The company is seeking a Staff Engineer specializing in Site Reliability to work remotely in Mexico.
The role involves being an experienced L3 SRE engineer responsible for a business-critical SaaS application.
The position requires the ability to handle L3 tasks across the full stack, including infrastructure backend and front-end, before escalating to the engineering business unit.
The candidate should be capable of automating SRE tools to offer proactive L3 support in alignment with the tech monitoring strategy.
The role demands working under business pressure for business-critical applications and effective communication with various stakeholders during troubleshooting.

Must have expertise in Kubernetes, Github Actions, Terraform, and AWS.
Strong communication skills are essential.
Prior experience in incident and problem management is required.
Familiarity with multitenant applications is necessary.

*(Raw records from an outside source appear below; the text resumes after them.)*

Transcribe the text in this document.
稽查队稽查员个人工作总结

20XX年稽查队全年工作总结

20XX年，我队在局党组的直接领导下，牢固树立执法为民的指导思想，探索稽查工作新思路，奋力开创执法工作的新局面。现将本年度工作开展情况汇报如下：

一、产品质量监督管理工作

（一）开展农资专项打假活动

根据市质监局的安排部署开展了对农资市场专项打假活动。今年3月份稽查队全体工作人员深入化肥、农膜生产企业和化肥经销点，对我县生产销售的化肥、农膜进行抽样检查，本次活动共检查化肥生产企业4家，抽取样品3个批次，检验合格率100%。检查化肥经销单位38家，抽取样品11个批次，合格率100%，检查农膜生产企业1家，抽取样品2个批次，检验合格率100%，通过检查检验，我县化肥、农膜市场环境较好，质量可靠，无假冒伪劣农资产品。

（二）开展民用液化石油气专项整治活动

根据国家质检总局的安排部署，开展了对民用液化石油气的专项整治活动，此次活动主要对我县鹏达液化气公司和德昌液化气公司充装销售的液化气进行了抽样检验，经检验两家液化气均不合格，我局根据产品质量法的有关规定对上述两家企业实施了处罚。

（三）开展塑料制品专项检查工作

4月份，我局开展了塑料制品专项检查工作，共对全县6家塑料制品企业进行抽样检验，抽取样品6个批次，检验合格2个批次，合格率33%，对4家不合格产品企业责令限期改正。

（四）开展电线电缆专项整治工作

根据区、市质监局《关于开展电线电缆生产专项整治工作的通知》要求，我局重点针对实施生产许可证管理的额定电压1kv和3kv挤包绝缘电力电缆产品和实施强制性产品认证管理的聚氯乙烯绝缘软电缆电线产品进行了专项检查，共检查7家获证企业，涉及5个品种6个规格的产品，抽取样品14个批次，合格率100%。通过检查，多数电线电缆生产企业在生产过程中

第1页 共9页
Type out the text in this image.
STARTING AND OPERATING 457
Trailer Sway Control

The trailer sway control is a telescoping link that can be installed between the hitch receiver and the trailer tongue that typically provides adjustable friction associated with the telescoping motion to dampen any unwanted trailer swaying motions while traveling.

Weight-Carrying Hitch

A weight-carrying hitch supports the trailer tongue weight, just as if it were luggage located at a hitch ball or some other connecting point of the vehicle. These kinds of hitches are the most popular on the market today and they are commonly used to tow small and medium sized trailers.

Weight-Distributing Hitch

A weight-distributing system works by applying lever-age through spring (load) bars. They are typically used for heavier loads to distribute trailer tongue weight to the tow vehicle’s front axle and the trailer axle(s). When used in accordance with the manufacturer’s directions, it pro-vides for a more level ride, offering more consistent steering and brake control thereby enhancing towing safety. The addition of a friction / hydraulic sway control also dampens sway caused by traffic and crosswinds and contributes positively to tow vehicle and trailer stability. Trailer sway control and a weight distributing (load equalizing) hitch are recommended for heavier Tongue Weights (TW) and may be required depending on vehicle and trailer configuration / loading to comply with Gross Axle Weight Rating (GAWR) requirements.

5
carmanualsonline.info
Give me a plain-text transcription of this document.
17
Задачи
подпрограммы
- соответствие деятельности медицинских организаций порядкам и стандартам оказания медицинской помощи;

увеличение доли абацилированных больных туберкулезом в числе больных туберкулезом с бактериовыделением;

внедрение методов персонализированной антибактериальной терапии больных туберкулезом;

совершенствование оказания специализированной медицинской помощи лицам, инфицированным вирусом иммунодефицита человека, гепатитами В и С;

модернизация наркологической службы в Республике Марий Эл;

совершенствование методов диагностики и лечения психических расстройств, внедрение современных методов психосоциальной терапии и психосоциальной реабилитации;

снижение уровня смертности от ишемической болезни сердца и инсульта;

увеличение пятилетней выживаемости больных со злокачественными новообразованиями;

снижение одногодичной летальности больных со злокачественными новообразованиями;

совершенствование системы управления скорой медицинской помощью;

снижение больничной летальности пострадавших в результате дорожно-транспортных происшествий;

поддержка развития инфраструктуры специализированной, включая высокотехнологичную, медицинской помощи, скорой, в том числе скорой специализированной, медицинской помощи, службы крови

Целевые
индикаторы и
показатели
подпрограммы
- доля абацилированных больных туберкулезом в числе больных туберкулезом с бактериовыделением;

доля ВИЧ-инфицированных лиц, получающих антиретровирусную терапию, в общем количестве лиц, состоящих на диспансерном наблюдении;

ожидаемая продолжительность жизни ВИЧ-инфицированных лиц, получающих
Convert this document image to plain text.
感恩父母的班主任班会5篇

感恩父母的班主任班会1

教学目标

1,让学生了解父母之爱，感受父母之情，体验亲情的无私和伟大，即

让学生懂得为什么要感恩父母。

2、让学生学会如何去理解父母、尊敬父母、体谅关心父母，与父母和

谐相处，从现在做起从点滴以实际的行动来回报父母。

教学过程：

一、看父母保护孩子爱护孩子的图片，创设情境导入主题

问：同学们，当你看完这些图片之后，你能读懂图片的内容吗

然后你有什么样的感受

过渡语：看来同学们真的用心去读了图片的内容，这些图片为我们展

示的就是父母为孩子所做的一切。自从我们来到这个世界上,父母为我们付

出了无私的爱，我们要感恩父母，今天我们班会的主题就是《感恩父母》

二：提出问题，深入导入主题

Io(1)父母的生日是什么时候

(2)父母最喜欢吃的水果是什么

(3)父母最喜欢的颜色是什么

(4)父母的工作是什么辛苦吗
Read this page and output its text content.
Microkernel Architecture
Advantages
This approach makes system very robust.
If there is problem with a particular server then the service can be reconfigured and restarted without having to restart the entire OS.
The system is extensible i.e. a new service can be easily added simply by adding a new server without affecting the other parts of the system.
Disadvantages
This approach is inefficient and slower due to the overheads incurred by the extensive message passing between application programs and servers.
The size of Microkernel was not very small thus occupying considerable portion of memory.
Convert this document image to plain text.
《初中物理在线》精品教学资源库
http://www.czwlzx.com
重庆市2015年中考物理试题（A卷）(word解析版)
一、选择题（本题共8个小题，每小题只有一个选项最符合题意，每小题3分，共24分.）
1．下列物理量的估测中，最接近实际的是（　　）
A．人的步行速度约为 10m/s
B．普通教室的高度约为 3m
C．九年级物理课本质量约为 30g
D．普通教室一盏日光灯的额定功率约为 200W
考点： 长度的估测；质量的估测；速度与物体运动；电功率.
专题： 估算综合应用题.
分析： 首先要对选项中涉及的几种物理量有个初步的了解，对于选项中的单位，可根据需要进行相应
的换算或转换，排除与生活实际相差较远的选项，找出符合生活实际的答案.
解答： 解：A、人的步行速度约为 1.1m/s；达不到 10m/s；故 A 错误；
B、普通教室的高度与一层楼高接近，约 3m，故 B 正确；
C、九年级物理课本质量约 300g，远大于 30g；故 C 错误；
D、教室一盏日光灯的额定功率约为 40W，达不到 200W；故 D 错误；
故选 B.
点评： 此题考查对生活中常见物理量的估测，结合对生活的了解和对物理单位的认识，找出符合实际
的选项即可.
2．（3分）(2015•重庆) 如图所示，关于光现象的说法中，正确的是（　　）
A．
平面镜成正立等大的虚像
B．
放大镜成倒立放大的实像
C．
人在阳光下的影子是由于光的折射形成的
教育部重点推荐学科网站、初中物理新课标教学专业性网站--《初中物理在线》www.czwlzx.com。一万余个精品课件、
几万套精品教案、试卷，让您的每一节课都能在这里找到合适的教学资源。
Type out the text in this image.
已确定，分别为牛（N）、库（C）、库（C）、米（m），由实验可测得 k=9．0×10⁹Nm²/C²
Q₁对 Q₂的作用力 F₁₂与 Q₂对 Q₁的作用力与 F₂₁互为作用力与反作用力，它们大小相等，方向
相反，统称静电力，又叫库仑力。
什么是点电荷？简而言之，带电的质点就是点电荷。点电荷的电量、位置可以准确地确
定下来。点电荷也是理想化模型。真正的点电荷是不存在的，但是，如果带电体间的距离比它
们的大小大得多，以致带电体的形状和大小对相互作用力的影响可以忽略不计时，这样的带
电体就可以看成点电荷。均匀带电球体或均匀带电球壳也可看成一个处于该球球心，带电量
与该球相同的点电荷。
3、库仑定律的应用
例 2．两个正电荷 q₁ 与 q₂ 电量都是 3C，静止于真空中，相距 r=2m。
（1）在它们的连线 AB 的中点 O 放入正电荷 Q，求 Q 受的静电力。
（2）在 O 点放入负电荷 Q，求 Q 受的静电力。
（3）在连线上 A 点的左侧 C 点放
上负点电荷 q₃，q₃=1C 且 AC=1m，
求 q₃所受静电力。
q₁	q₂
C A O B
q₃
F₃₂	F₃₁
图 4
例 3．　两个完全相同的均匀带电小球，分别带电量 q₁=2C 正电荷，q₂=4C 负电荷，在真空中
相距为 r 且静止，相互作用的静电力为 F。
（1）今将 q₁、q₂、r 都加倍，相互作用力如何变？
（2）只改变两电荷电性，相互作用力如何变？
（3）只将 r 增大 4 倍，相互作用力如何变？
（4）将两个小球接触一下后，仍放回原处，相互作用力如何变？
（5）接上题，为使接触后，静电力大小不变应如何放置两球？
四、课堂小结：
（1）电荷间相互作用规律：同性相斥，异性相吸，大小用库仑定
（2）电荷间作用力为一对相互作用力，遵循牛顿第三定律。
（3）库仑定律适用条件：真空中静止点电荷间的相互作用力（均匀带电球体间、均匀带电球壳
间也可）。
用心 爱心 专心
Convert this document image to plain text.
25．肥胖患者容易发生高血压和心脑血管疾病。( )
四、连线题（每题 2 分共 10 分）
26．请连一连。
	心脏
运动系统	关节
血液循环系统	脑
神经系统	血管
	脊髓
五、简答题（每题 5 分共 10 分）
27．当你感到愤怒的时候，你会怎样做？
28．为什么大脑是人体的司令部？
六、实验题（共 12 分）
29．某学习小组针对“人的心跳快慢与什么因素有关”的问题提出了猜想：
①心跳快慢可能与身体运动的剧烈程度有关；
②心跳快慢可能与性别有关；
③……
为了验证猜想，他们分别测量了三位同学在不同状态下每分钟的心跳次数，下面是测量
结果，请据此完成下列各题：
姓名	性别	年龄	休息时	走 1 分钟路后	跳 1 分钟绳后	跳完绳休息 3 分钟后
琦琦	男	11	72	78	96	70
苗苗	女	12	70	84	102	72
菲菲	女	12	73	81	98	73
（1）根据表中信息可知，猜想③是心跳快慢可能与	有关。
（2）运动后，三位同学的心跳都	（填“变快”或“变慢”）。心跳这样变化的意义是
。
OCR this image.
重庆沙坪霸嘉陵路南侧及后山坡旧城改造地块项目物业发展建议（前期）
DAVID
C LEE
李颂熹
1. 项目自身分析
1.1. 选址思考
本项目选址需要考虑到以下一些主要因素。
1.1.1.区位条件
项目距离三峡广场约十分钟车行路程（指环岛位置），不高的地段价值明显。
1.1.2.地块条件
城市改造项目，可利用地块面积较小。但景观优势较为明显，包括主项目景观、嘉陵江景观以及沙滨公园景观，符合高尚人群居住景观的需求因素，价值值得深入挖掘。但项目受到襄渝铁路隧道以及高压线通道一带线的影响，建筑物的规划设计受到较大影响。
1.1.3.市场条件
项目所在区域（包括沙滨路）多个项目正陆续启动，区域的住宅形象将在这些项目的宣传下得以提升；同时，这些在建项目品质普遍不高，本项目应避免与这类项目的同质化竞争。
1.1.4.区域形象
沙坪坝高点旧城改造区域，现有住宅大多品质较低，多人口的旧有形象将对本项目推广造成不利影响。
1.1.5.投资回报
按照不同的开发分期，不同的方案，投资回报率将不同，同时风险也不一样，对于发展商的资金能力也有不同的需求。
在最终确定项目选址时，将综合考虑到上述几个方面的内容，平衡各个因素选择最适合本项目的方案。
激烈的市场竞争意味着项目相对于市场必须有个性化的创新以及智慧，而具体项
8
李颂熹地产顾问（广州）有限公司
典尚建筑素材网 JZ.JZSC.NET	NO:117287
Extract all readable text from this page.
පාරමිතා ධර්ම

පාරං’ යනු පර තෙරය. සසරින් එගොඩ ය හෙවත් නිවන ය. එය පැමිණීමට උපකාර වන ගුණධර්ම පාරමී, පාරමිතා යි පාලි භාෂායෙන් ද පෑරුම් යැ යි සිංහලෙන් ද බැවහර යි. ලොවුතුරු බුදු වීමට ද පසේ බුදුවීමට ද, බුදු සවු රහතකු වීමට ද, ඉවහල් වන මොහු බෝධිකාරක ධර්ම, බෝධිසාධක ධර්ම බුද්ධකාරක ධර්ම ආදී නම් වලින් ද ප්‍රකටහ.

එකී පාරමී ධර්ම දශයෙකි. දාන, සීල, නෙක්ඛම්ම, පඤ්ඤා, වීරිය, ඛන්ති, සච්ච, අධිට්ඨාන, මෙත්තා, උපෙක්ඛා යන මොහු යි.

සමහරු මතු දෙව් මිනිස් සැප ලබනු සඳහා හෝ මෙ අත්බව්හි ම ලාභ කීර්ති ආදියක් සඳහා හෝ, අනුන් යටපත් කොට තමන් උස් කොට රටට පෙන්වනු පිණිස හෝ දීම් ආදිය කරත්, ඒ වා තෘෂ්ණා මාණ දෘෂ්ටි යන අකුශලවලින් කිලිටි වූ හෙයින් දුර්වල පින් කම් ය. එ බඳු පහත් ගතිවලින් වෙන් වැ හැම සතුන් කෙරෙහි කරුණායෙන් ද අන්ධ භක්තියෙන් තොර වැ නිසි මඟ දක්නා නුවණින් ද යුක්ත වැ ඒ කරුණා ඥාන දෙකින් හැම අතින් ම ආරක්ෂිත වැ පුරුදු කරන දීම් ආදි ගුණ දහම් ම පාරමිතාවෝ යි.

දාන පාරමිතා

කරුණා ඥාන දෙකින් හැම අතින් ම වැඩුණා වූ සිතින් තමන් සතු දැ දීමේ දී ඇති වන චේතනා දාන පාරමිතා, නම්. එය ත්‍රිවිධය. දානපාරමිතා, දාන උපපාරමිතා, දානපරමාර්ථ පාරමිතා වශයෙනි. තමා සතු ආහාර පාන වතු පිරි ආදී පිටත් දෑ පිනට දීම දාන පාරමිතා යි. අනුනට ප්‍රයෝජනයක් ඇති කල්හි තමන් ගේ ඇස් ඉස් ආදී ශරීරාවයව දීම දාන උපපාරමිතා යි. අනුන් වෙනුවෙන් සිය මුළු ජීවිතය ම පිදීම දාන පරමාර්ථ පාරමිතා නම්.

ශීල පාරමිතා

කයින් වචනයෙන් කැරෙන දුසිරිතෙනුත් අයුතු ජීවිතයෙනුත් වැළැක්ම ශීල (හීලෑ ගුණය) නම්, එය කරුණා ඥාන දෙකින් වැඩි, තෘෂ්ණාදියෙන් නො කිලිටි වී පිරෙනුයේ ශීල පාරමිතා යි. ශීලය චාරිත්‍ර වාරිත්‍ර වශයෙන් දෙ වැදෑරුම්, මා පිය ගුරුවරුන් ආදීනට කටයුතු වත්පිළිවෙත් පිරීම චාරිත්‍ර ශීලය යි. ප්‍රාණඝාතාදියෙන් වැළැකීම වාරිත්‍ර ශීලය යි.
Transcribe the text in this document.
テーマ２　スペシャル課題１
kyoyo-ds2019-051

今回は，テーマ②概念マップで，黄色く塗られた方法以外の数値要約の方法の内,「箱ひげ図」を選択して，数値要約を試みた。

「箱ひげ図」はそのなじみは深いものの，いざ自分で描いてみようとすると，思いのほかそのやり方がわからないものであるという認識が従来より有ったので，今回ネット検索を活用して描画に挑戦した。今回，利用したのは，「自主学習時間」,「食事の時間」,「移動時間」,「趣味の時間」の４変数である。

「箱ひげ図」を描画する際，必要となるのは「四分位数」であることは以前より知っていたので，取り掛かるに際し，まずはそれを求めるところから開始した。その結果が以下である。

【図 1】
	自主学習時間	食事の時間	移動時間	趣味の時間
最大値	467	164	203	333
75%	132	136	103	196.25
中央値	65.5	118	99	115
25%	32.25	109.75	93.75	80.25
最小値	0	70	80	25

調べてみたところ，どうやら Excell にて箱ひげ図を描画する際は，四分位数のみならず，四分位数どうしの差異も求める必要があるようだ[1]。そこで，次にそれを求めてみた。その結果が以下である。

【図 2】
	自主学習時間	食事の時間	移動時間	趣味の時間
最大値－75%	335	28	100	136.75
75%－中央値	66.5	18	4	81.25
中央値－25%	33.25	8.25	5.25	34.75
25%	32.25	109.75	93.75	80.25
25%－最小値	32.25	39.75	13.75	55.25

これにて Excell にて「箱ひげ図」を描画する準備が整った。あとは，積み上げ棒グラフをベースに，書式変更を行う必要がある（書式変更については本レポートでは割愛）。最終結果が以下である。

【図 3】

Solid understanding of networking concepts such as TCP/IP, DNS, Routing, VPCs, subnets, firewalls, load balancing, TLS, and SSL is crucial.
Proficiency in CI/CD pipelines (e.g., Jenkins, Github Actions) and version control is a must.
Knowledge of Python, react/next, monitoring, logging, Grafana, Prometheus, Loki, or ELK for analyzing resource utilization and application performance is needed.
Experience with AWS, especially EKS, serverless, queues, and various databases, is preferred.
Solid knowledge of Kubernetes is required.

Full-time position with the flexibility to work remotely from Mexico.
Opportunity to work for a Digital Product Engineering company that is scaling rapidly.
Chance to collaborate with a diverse team of over 19,000 experts across 33 countries.
Dynamic and non-hierarchical work culture.
Opportunity to work on products, services, and experiences that inspire, excite, and delight.